ブラインド・フェイス

のDVD「ロンドン・ハイド・パーク1969」を観る。輸入盤で方式が違うため、コンピューターでないと再生できないという一品。


 当時スーパー・グループと呼ばれた彼らだが、実際にはスティーヴ・ウィンウッドジンジャー・ベイカーの双頭バンドだったことがよくわかる。エリック・クラプトンが二人の間に隠れるようにしてプレイしているのが逆に印象的。これは、カメラ・アングルのせいばかりではない。ベースのリック・グレッチに至っては、音が全く聴き取れない。


 当時二十歳そこそこのウィンウッドのボーカルは豪快そのもの。ときどき音を派手に外すのだが、それもいいアクセントになっている。


 このライヴの約1ヶ月後に同じハイド・パークローリング・ストーンズがライヴを行い、DVDになっているが(「ストーンズ・イン・ザ・パーク」)、それに出てくるのと明らかに同一人物と思われる人が、観客にまぎれて踊っている。もしかして、主催者が用意したプロの盛り上げ屋なのだろうか。
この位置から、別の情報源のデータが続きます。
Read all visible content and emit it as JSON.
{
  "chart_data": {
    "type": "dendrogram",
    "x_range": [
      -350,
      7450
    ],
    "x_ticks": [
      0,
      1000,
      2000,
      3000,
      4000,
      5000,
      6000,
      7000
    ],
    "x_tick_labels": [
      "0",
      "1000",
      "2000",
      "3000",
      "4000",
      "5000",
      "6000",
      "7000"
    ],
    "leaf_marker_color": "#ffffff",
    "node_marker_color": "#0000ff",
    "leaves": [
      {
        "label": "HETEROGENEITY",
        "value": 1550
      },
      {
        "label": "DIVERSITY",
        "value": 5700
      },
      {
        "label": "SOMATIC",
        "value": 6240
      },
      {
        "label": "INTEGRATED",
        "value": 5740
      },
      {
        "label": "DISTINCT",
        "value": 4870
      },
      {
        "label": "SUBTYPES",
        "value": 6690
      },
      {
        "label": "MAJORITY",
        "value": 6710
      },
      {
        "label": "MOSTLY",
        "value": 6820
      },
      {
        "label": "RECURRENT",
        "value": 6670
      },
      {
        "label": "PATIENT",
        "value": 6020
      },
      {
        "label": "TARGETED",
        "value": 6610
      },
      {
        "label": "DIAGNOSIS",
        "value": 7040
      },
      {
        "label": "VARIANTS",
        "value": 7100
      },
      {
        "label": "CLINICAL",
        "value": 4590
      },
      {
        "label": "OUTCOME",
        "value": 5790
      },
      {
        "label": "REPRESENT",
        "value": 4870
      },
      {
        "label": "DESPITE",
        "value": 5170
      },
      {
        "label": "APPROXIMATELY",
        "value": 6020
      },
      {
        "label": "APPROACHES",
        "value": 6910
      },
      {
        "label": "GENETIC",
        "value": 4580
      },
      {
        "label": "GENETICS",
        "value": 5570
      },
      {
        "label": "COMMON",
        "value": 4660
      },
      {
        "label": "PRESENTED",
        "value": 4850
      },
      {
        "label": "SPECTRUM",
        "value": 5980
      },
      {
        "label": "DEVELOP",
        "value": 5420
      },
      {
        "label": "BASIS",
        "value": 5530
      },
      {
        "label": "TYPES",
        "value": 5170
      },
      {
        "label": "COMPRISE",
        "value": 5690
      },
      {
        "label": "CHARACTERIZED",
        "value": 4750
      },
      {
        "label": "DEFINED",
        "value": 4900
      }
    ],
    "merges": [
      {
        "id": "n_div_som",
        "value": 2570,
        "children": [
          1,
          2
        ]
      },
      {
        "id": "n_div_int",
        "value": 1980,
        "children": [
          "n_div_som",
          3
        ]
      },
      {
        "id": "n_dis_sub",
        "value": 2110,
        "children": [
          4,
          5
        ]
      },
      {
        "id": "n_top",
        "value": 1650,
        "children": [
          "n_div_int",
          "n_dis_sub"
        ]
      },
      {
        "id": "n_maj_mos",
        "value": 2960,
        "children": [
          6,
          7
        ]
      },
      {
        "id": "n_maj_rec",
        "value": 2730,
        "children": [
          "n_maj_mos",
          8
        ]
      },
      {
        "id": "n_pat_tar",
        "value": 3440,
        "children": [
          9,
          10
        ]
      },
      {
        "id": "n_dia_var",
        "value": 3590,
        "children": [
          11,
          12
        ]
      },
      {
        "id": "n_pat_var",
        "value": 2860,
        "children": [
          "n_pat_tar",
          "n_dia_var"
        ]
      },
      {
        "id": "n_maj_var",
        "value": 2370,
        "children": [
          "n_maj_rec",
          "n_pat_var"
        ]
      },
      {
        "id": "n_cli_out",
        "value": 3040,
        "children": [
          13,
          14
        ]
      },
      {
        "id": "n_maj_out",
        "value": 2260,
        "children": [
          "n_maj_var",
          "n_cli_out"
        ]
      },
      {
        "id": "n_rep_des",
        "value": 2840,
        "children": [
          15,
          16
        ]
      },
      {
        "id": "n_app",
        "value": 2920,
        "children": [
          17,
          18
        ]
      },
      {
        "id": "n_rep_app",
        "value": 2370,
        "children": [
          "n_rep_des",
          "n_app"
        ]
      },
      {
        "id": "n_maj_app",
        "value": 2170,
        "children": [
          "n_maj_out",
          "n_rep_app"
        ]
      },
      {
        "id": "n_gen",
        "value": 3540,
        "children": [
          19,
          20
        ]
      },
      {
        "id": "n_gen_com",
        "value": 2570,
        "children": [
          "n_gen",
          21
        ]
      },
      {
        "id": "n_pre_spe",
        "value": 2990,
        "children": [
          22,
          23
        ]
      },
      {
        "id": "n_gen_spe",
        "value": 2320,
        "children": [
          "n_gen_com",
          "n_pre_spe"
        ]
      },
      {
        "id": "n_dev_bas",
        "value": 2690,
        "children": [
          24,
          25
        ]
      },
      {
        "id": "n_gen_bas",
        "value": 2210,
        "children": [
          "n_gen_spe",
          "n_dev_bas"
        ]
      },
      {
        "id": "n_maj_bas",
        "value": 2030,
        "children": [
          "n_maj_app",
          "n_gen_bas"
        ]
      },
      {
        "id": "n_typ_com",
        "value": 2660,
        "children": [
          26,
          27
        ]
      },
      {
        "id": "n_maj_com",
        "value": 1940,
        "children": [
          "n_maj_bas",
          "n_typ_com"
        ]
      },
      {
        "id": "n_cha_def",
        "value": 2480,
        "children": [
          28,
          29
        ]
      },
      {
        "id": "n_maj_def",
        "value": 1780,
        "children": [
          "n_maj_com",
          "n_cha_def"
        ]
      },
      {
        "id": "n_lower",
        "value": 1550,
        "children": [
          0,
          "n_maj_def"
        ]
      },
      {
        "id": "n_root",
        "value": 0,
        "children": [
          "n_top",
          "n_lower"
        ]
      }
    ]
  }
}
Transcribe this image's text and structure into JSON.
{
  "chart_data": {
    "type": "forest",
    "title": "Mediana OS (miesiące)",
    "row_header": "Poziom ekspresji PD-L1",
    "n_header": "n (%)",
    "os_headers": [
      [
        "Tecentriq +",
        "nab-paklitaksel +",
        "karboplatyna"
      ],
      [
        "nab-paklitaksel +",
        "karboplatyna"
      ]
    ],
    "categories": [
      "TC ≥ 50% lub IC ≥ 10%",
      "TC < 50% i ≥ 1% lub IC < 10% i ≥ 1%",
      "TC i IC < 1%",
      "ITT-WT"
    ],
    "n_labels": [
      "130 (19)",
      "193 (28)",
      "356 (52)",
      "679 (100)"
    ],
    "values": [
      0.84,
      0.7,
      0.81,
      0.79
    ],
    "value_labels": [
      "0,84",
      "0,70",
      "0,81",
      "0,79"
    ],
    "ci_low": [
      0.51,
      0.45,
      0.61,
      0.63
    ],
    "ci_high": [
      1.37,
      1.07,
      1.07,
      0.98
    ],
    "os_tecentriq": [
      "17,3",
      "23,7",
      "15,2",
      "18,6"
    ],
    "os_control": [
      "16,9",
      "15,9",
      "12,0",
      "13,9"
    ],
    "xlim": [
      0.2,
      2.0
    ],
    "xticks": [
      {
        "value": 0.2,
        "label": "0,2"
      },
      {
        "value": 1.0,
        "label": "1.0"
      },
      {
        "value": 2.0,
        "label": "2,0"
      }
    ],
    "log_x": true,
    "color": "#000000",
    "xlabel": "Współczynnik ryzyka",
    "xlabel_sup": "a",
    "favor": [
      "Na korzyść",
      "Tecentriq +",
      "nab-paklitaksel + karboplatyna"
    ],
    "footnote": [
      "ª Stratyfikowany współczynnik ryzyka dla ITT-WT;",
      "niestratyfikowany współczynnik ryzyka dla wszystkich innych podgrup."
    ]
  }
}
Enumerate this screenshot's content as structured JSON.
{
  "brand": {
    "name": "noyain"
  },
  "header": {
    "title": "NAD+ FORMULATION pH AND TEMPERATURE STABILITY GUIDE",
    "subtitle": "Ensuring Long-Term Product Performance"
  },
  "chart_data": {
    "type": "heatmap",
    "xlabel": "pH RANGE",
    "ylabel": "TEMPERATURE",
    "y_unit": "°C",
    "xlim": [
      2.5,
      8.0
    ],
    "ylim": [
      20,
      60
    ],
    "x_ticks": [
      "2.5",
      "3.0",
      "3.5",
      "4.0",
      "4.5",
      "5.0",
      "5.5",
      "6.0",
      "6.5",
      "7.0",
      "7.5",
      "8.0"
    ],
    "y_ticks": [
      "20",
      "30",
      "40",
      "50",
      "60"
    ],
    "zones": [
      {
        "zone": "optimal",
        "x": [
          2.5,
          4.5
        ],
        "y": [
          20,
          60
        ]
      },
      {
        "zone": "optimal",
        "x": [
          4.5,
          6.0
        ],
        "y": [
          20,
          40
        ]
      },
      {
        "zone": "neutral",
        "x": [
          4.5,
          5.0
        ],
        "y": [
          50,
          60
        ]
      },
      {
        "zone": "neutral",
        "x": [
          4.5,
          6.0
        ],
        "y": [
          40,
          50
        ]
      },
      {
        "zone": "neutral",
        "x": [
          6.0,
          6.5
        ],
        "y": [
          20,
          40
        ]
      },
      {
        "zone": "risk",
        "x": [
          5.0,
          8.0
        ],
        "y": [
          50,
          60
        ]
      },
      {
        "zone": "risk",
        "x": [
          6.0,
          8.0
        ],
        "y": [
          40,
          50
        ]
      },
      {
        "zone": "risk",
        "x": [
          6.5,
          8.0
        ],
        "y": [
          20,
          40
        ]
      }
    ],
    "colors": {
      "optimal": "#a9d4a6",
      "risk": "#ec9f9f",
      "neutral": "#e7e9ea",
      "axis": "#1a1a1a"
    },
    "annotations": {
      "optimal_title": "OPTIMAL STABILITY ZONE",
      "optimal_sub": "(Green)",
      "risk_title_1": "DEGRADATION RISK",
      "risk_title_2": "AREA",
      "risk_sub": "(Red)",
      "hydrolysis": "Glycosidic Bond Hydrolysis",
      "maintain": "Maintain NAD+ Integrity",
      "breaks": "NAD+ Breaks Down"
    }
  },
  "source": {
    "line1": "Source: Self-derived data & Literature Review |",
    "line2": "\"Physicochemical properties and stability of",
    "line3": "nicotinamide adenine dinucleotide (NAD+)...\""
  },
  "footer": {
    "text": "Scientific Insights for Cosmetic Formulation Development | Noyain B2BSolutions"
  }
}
 ほとんどの観客は、地べたに座ってライヴを観ている。これは、ウッドストック等この時代のロック・フェスティバルに共通する点だ。今のように、バンドが観客にノリを強要することはない。目に見えない信頼関係のようなものが、両者のあいだにはあったのだ。今は、ライヴが体育の授業のようになっている。ライヴ・ハウスの中の、コントロールされた熱狂。それは同時に、ライヴ・ハウスの外の日常における空虚さ、といったものを浮かび上がらせているように思える。